È molto più di uno strumento musicale: è il segno dell’Utopia, un invito a non limitare i desideri, uno sprone a realizzare più di quanto sembra possibile. In occasione del decennale dello strumento voluto da mons Luigi Bardotti per completare il recupero della duecentesca chiesa di San Domenico, è stato il prefetto Giuseppina Reggiani a indicare cosa l’organo Dom Bedos Roubo testimonia nella nostra realtà.
Poche parole di saluto anticipate da quelle di mons Luigi Aquilini, attuale rettore della chiesa e presidente del Comitato San Domenico, affiancate da quelle del vicepresidente della Fondazione Varrone, Roberto Lorenzetti.
Poi il concerto, introdotto dal manutentore dello strumento: Filippo Tigli. Non ha potuto essere presente Marc Pinardel, organista del debutto dello strumento, avvenuto nel giorno dell’Immacolata del 2008, alla presenza dell’allora Segretario di Stato, cardinale Tarcisio Bertone. Le cinque tastiere del Dom Bedos sono allora state affidate ad un altro valente organista: Frèdrèric Deschamps. Ed è stato tutt’altro che un ripiego: il musicista è infatti titolare del grande organo storico Christophe Moucherel (1736, della cattedrale Sainte-Cécile, considerato come uno dei più grandi organi barocchi dell’Europa), e anche del grande organo sinfonico Maurice Puget (1930), della collegiale Saint-Salvi ad Albi.
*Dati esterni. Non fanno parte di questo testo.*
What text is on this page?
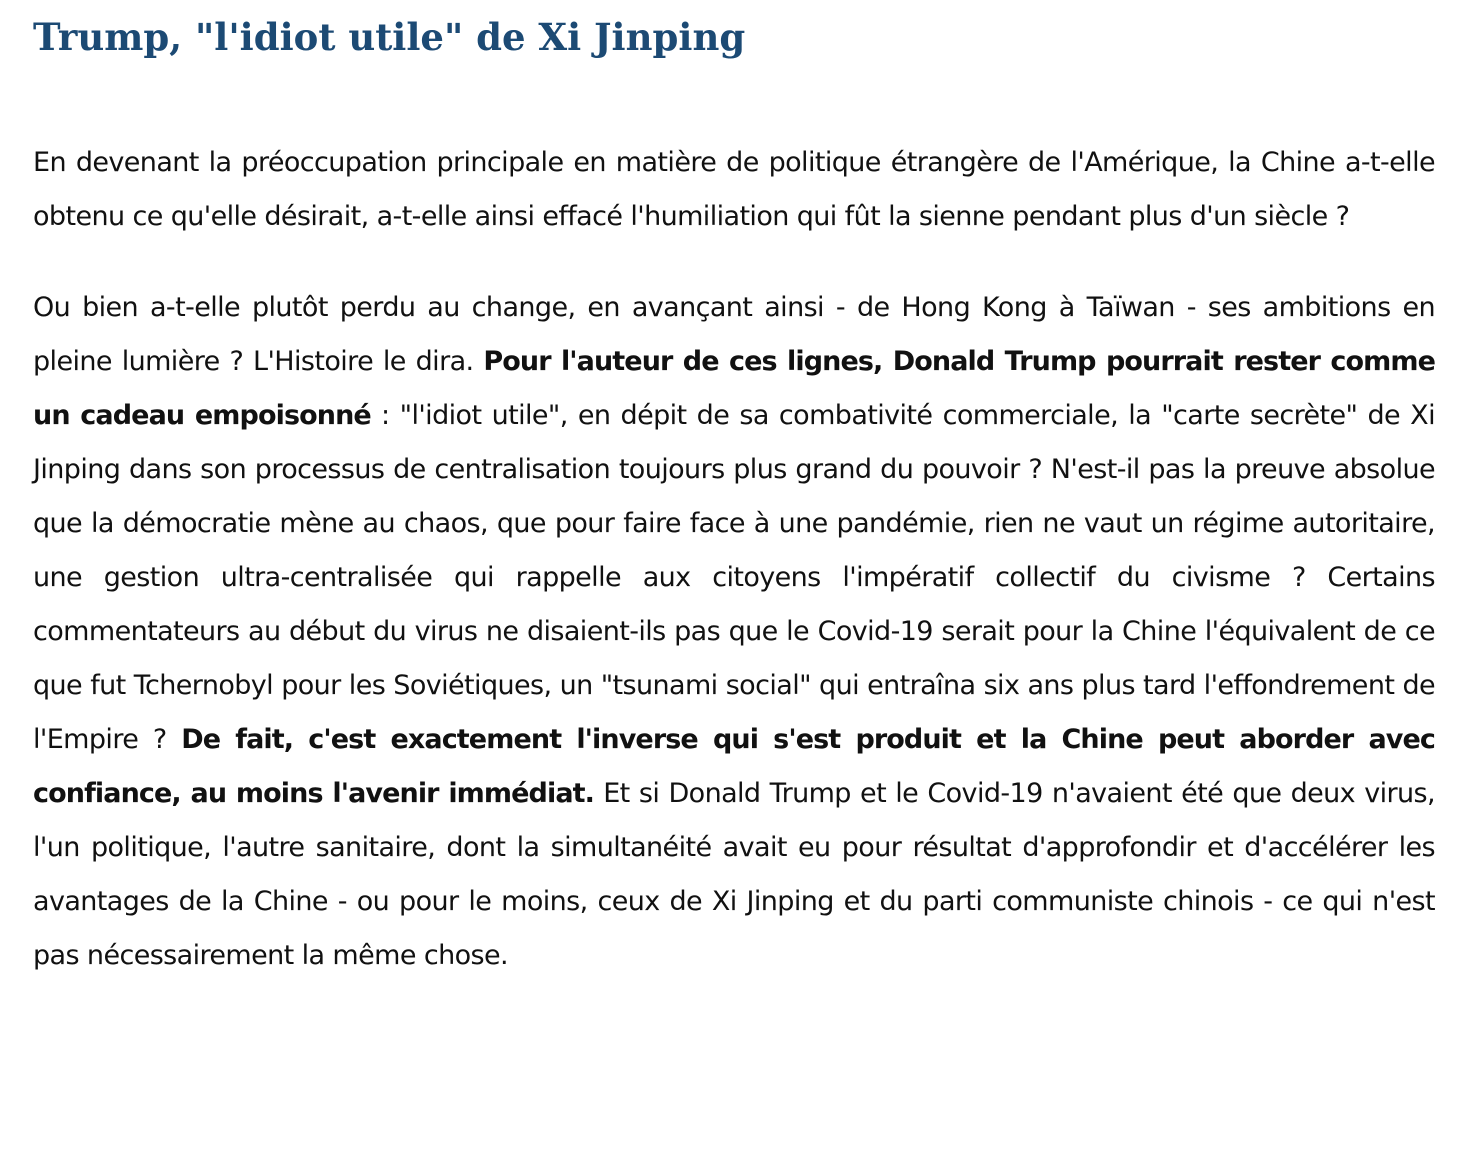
Trump, "l'idiot utile" de Xi Jinping

En devenant la préoccupation principale en matière de politique étrangère de l'Amérique, la Chine a-t-elle obtenu ce qu'elle désirait, a-t-elle ainsi effacé l'humiliation qui fût la sienne pendant plus d'un siècle ?

Ou bien a-t-elle plutôt perdu au change, en avançant ainsi - de Hong Kong à Taïwan - ses ambitions en pleine lumière ? L'Histoire le dira. Pour l'auteur de ces lignes, Donald Trump pourrait rester comme un cadeau empoisonné : "l'idiot utile", en dépit de sa combativité commerciale, la "carte secrète" de Xi Jinping dans son processus de centralisation toujours plus grand du pouvoir ? N'est-il pas la preuve absolue que la démocratie mène au chaos, que pour faire face à une pandémie, rien ne vaut un régime autoritaire, une gestion ultra-centralisée qui rappelle aux citoyens l'impératif collectif du civisme ? Certains commentateurs au début du virus ne disaient-ils pas que le Covid-19 serait pour la Chine l'équivalent de ce que fut Tchernobyl pour les Soviétiques, un "tsunami social" qui entraîna six ans plus tard l'effondrement de l'Empire ? De fait, c'est exactement l'inverse qui s'est produit et la Chine peut aborder avec confiance, au moins l'avenir immédiat. Et si Donald Trump et le Covid-19 n'avaient été que deux virus, l'un politique, l'autre sanitaire, dont la simultanéité avait eu pour résultat d'approfondir et d'accélérer les avantages de la Chine - ou pour le moins, ceux de Xi Jinping et du parti communiste chinois - ce qui n'est pas nécessairement la même chose.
Uno specialista, dunque, degli strumenti e del repertorio dell’epoca barocca, che ha incantato il pubblico presente riempiendo la grande aula di San Domenico dei suoni ora leggeri, ora potenti e pieni di Claude Balbastre, Louis-Claude D’Aquin, di Johann Sebastian Bach.
«Una musica – amava ricordare mons Bardotti – che lascia intuire qualcosa di Dio». E al parroco di Santa Lucia, scomparso nel 2016, è tornato più volte il pensiero durante il concerto. È stato lui l’uomo dell’Utopia realizzata alla quale si riferiva la dottoressa Reggiani. Lo ha ricordato in chiusura anche il vescovo Domenico, spiegando che in una città come la nostra, che troppo spesso si arrende ai dati di fatto, è quanto mai utile la sua «audacia visionaria», la sua forza di «credere in ciò che sembra umanamente impossibile».
Perché dimostra che con uno «sguardo lungimirante» e con il «coraggio che nasce dalla fede» si può andare oltre quelli che sembrano vincoli insuperabili. Oltre che alla memoria di don Luigi, il ringraziamento è andato al Comitato San Domenico, che non ha lasciato da solo il sacerdote, ma ne ha condiviso l’avventura. E dopo aver nominato uno ad uno i membri dell’associazione, dal vescovo Domenico è arrivato un auspicio.
Perché il concerto del decennale, caduto nel giorno dell’Immacolata Concezione, può essere letto come un vero e proprio “concerto d’Avvento”: una tradizione molto più diffusa nel mondo protestante, che dovrebbe essere accolta anche dalle nostre parti. «È un impegno che come Chiesa vorremmo continuare a condividere con tutti», ha detto mons Pompili, annunciando «una nuova stagione, in continuità con la visione di mons Bardotti». Il desiderio del vescovo, annunciato fin dal momento della riapertura dopo la pausa precauzionale seguita al sisma, è che si «possa rendere questa chiesa uno spazio aperto alla musica d’organo, ma anche ad altre forme di espressione artistica».
«In questo modo – ha concluso don Domenico – questa chiesa, che fu eretta in pieno medioevo, in un luogo di passaggio, tornerà ad essere un luogo di incontro, in cui la musica ci aiuta a tornare alle questioni fondamentali, che sono l’amore, la morte, il divino».
La direzione è tracciata: a tutti «gli uomini e le donne di buona volontà» il compito di mettersi in marcia per continuare a spostare in avanti il limite del possibile, a dimostrare possibile l’utopia.